De même, sa position agressive contre l’Iran n’est pas seulement pour plaire à son ami d’extrême droite, Netanyahou d’Israël, ni n’obéit à aucune fin démocratique, bien sûr, pas plus que sa position agressive contre le Venezuela. L’accent mis par Trump sur ces deux pays ne peut être dissocié de leurs principales réserves de pétrole. Quoi que l’on pense des régimes des deux pays, il est crucial de contrer les menaces et les gesticulations de l’administration Trump – surtout dans le cas de l’Iran, où le risque de guerre est assez élevé.

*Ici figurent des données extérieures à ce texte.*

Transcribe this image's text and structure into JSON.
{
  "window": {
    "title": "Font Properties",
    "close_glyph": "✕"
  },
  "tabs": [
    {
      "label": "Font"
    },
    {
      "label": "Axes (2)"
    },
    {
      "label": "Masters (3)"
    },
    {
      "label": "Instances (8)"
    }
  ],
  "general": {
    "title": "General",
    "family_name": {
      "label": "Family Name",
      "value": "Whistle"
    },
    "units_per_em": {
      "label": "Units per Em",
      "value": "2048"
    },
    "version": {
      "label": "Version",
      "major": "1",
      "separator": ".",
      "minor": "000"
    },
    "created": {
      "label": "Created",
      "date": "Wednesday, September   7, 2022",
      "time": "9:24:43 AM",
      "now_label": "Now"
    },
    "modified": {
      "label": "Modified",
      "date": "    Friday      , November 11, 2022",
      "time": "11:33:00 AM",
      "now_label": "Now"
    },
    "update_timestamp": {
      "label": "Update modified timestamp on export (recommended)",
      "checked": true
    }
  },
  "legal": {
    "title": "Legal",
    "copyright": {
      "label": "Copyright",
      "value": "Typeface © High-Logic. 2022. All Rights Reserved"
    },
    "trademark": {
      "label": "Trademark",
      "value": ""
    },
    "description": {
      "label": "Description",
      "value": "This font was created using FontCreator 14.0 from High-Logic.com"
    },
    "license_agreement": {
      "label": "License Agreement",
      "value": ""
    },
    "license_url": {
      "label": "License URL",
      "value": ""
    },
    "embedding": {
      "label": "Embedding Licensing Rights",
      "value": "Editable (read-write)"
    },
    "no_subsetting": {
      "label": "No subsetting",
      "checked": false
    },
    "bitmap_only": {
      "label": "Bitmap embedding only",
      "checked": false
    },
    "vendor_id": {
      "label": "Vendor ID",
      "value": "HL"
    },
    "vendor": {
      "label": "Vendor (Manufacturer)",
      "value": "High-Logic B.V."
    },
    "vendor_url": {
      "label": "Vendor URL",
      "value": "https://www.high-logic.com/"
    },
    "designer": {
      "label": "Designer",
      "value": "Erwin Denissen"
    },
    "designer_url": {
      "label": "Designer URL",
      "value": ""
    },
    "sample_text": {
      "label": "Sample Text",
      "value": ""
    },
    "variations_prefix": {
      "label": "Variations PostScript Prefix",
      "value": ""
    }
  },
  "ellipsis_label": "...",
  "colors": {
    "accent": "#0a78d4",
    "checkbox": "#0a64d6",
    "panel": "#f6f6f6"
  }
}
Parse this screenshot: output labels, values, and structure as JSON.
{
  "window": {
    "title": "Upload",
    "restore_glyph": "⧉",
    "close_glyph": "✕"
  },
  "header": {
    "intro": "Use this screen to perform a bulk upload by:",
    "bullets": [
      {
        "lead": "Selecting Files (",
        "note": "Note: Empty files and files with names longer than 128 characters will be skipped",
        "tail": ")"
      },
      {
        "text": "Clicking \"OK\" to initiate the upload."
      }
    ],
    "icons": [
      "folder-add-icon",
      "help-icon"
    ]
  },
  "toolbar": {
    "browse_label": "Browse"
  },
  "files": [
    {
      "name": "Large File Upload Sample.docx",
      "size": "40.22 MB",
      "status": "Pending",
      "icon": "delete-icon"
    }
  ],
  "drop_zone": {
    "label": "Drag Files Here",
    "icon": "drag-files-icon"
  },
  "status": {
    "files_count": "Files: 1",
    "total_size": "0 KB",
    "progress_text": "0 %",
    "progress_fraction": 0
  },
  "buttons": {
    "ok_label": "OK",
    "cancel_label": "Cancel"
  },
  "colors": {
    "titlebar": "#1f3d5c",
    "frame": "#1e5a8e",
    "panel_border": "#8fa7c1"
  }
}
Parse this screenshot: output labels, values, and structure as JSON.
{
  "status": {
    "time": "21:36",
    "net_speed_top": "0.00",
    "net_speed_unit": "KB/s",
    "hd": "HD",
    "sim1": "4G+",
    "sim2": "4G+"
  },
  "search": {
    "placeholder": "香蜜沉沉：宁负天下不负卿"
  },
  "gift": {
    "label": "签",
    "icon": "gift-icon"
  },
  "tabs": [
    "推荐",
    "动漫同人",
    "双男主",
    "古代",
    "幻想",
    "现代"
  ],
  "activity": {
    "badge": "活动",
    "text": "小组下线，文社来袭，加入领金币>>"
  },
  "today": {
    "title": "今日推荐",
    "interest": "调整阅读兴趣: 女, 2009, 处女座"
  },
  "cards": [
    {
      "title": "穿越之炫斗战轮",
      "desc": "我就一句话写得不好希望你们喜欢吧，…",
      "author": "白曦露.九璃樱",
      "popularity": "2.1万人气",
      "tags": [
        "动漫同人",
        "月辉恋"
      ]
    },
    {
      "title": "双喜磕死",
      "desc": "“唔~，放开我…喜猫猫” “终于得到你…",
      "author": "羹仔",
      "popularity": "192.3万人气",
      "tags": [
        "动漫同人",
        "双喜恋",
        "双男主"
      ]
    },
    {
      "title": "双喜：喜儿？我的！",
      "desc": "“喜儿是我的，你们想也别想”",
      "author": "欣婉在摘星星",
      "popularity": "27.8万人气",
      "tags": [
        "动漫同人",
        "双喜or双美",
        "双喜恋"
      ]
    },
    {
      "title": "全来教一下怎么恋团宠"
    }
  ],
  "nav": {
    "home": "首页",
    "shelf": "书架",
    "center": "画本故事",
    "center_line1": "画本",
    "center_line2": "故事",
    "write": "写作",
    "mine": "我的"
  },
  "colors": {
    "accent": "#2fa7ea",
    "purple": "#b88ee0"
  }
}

AS: C’est clair comme de l’eau de roche. Mais que devrait faire la gauche internationale à l’égard du Soudan?

GA: Le besoin le plus urgent est la solidarité avec le soulèvement, qui est dangereusement isolé en ce moment. Il est confronté à un seul camp contre-révolutionnaire soutenu par toutes les puissances impériales et régionales. Dans une telle situation, la solidarité internationale est extrêmement importante.

Tout geste de solidarité significatif encouragera et donnera du courage au mouvement soudanais. La clé aux Etats-Unis est de dénoncer le soutien de Trump à l’armée soudanaise, en compagnie de «ses potes» des monarchies pétrolières. Il serait important de contraindre les démocrates, même si ce n’est que pour des raisons électorales, à mettre en question cette politique. C’est urgent, car cela pourrait grandement aider les FDLC à prendre l’avantage dans leur lutte acharnée contre l’armée pour la transition démocratique dans le pays.

Le Département d’Etat américain a récemment réclamé une courte période de transition, alors que les révolutionnaires soudanais exigent une période plus longue au cours de laquelle il y aurait des institutions civiles de transition avant la tenue des élections dans le pays. Ils veulent du temps pour développer leurs partis, après des décennies de répression intensive.

L’expérience de l’Egypte et de la Tunisie leur a appris que plus les élections ont lieu tôt, plus il est probable que ceux qui ont le plus d’organisation, de ressources et de soutien international gagneront. Dans ces pays, c’étaient les fondamentalistes islamiques. Au Soudan, il s’agirait probablement de forces politiques issues de l’ancien régime, dont les Frères musulmans et les salafistes. Ils disposent de moyens matériels bien supérieurs à ceux des FDLC.

Il est donc très important que les forces politiques de gauche aux Etats-Unis se rallient pour soutenir le soulèvement soudanais et appuyer les exigences de ses dirigeants. Cela fait partie intégrante de la reconstruction d’une tradition de solidarité de la gauche internationaliste avec le mouvement mondial des exploité·e·s et des opprimé·e·s. (Entretien publié le 18 mai 2019 sur le site Jacobin; traduction A l’Encontre)

Gilbert Achcar est professeur au SOAS (Université de Londres) et auteur de nombreux ouvrages dont Symptômes morbides: La rechute du soulèvement arabe, Actes Sud, 2017.

Ashley Smith collabore à de nombreuses publications de gauche aux Etats-Unis.